This article is over 15 years, 2 months old
Sara Paretsky, Verso, £12.99
Issue 315

Sara Paretsky’s fictional private eye, VI Warshawski, is from a different mould to most. She is a woman, for a start, and she sides with the poor and vulnerable against the rich and corrupt corporate powers of Chicago.

Writing in an Age of Silence is part memoir and part political polemic. Its title refers to what it means to be a writer under George Bush’s presidency after 9/11, in a time of the Patriot Act, and massive attacks on civil liberties and freedom of speech.

She examines the craft of writing and how her own life story led her to crime fiction and Warshawski. She also looks at detectives created by writers like Dashiell Hammett and Raymond Chandler. She writes of her opposition to the Iraq war, and her commitment to abortion rights, and bemoans the domination of publishing by big business, where authors have become brands “or as the president of Simon & Schuster called us a few years ago – a content provider”.

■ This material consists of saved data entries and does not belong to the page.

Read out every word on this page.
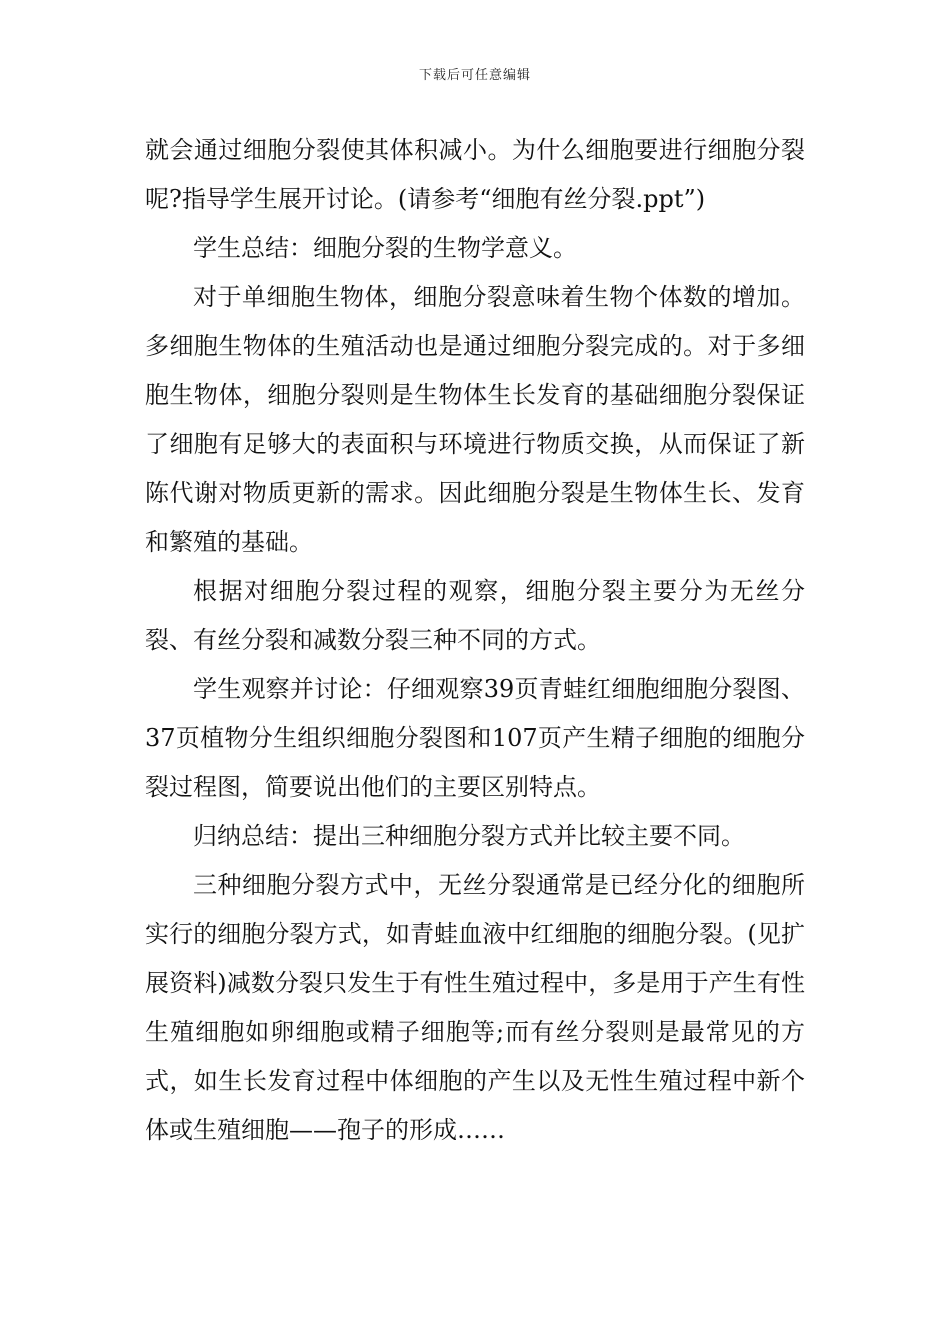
下载后可任意编辑

就会通过细胞分裂使其体积减小。为什么细胞要进行细胞分裂呢?指导学生展开讨论。(请参考“细胞有丝分裂.ppt”)

学生总结：细胞分裂的生物学意义。

对于单细胞生物体，细胞分裂意味着生物个体数的增加。多细胞生物体的生殖活动也是通过细胞分裂完成的。对于多细胞生物体，细胞分裂则是生物体生长发育的基础细胞分裂保证了细胞有足够大的表面积与环境进行物质交换，从而保证了新陈代谢对物质更新的需求。因此细胞分裂是生物体生长、发育和繁殖的基础。

根据对细胞分裂过程的观察，细胞分裂主要分为无丝分裂、有丝分裂和减数分裂三种不同的方式。

学生观察并讨论：仔细观察39页青蛙红细胞细胞分裂图、37页植物分生组织细胞分裂图和107页产生精子细胞的细胞分裂过程图，简要说出他们的主要区别特点。

归纳总结：提出三种细胞分裂方式并比较主要不同。

三种细胞分裂方式中，无丝分裂通常是已经分化的细胞所实行的细胞分裂方式，如青蛙血液中红细胞的细胞分裂。(见扩展资料)减数分裂只发生于有性生殖过程中，多是用于产生有性生殖细胞如卵细胞或精子细胞等;而有丝分裂则是最常见的方式，如生长发育过程中体细胞的产生以及无性生殖过程中新个体或生殖细胞——孢子的形成……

The book’s weaknesses are an occasional tendency to self-importance and a disjointedness that reflects its origins as disparate speeches and articles. Its strength is that you get a fascinating insight into the author’s life and ideas shaped by a summer working as a volunteer with the civil rights movement in Chicago in 1966 and characterised by a commitment to stand up to the establishment.